Task functional MRI (fMRI) studies aim to determine the amplitude and areas of activation in the brain in response to a set of tasks or stimuli. For computational convenience, this data is often analyzed in a “massive univariate” framework called the general linear model (GLM), wherein a separate linear model is fit at every location (e.g. voxel or vertex) of the brain. This approach ignores spatial dependencies, leading to inefficient estimates and a lack of power to detect areas of activation, particularly in individual subjects. An alternative is spatial Bayesian models, which impose spatial priors on the latent activation maps. We recently proposed a spatial Bayesian GLM built on the cortical surface to leverage dependencies along the gray matter of the cortex, where activation is known to occur. We have also extended this model to volumetric subcortical and cerebellar gray matter regions, where activation also occurs.  Areas of activation are based on the joint posterior distribution of activation across all brain locations, avoiding multiple comparisons and dramatically increasing power. Efficient Bayesian computation is performed using INLA (integrated nested Laplace approximations) or expectation-maximization (EM). This approach is implemented in the BayesfMRI R package, which can be applied directly to CIFTI- (surface and subcortical/cerebellar gray matter) and GIFTI- (surface-only) format fMRI data. A longitudinal or multi-run extension is also implemented to leverage information shared across multiple sessions from a subject. This talk will illustrate spatial Bayesian analysis of task fMRI data from a study of ALS (amyotrophic lateral sclerosis) with the BayesfMRI package.
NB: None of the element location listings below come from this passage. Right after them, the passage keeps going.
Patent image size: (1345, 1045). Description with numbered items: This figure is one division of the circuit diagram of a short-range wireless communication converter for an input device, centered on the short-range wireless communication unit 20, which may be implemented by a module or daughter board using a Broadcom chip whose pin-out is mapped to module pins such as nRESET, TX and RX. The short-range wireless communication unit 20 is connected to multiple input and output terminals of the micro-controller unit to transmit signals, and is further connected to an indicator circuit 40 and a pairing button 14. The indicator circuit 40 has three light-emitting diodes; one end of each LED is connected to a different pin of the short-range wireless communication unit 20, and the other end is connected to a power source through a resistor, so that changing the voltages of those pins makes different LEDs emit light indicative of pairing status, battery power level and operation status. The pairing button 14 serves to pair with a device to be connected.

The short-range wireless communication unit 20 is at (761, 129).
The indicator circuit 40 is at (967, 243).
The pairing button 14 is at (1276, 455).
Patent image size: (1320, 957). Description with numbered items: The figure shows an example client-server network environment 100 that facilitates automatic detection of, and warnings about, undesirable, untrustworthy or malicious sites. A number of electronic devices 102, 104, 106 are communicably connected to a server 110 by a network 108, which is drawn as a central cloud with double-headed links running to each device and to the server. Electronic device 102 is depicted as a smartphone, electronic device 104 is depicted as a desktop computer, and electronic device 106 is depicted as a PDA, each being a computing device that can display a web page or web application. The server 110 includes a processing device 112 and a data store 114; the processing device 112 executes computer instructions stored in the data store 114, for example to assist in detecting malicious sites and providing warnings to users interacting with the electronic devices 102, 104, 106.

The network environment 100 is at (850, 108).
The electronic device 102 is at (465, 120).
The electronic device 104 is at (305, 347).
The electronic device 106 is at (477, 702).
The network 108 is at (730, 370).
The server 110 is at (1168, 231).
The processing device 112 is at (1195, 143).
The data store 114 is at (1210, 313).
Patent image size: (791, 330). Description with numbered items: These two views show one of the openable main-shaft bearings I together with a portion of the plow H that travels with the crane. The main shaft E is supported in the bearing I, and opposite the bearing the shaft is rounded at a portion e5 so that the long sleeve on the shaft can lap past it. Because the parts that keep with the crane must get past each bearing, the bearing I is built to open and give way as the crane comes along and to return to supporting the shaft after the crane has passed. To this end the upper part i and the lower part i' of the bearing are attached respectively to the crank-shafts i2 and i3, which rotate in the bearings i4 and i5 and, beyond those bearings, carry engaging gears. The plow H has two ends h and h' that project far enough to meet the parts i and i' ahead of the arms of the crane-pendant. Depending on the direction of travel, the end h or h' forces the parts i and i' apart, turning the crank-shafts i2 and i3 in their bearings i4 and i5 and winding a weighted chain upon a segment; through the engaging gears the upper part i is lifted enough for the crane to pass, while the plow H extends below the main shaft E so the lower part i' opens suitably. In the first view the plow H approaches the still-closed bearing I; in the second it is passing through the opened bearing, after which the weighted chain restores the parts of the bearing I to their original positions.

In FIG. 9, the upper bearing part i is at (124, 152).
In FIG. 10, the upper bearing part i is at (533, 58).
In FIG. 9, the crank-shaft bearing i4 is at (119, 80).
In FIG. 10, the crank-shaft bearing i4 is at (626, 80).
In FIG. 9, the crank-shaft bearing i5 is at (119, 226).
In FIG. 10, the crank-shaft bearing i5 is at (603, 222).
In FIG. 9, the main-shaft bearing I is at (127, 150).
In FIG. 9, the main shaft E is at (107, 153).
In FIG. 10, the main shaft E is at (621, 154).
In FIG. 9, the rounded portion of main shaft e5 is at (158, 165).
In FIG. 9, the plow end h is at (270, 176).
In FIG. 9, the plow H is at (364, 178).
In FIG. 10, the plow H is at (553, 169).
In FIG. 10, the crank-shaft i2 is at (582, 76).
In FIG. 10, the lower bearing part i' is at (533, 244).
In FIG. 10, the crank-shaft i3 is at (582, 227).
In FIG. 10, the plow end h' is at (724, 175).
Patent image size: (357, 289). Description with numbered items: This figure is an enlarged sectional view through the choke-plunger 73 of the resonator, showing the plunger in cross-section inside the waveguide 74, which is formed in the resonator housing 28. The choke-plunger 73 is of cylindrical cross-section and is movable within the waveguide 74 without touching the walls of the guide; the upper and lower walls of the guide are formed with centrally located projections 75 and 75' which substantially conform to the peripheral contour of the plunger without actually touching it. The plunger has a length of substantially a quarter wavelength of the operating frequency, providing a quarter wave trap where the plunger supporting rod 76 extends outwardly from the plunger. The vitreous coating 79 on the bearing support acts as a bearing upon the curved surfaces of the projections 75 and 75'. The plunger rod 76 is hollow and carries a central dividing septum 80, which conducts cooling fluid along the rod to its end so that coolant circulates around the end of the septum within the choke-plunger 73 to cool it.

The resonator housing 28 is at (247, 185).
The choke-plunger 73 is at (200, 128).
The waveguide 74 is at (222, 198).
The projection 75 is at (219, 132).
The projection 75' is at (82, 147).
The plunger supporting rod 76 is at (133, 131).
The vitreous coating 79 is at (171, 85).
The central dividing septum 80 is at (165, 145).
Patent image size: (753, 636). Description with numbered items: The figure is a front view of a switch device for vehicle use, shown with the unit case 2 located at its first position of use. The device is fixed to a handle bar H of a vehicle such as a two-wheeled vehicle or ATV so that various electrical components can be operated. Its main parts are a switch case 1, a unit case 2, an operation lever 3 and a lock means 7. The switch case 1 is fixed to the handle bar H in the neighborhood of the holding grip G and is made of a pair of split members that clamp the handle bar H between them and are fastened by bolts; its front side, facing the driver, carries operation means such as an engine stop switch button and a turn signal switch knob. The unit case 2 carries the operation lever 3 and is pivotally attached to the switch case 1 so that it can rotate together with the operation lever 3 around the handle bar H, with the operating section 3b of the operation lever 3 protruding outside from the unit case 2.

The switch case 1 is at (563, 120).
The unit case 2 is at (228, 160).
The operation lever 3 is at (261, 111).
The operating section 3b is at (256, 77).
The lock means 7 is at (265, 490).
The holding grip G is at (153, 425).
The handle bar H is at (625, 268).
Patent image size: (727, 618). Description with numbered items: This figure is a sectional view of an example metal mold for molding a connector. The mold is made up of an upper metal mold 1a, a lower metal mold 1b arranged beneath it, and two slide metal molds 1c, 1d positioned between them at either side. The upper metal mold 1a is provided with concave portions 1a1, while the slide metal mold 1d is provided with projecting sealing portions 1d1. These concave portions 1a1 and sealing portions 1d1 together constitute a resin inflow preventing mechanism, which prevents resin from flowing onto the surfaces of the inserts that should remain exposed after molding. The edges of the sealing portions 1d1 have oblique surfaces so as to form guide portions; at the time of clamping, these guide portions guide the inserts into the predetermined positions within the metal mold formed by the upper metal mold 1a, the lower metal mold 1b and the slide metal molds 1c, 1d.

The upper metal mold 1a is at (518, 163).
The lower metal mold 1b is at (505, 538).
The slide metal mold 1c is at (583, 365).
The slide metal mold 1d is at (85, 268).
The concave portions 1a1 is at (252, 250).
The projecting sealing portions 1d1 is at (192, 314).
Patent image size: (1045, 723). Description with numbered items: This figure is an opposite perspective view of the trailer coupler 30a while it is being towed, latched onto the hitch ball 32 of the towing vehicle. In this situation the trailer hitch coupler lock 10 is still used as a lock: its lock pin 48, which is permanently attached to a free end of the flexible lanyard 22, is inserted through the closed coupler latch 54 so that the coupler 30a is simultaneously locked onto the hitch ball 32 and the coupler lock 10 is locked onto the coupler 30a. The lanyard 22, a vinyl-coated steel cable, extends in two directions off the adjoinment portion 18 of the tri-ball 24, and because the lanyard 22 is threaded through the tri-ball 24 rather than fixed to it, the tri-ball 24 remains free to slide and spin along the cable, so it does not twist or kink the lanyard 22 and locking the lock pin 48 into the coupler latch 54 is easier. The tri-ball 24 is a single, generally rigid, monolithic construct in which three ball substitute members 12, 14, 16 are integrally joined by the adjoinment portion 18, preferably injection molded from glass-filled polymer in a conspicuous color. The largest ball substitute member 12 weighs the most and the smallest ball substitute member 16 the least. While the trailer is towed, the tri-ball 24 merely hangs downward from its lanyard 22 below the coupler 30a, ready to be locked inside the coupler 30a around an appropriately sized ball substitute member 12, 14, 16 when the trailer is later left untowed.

Longitudinal surface-based spatial Bayesian modeling reveals complex trajectories of motor neurodegeneration in ALS

Robert C. Welsh, University of Utah

Amanda Mejia, Indiana University

Vincent Koppelmans, University of Utah

Laura Jelsone-Swain, University of South Carolina at Aiken

Sanjay Kalra, University of Alberta

Longitudinal fMRI datasets hold great promise for the study of neurodegenerative diseases, but realizing their potential depends on extracting accurate fMRI-based brain measures in individuals over time. This is especially true for rare, heterogeneous and/or rapidly progressing diseases, which often involve small samples whose functional features may vary dramatically across subjects and over time. One such disease is ALS, which results in extreme motor function loss and eventual death. Here, we analyze a rich longitudinal dataset containing 190 motor task fMRI scans from 16 ALS patients and 22 age-matched HCs. We adopt the longitudinal cortical surface-based spatial Bayesian GLM described in the previous talk to detect areas of activation with high power and accuracy in individuals over time. Using a series of longitudinal mixed-effects models to study the relationship between size of activation and disease progression, we observe an inverted U-shaped trajectory of activation as disability progresses. Faster progressors exhibit more extreme changes earlier in the disease process. These findings suggest that initial hyper-activation is likely attributable to loss of inhibitory neurons, rather than functional compensation as earlier assumed. This study provides a first example of how surface-based spatial Bayesian modeling can be used to further scientific understanding of neurodegenerative disease. This talk with also include a discussion of cortical surface processing and special considerations for participants with neurodegeneration.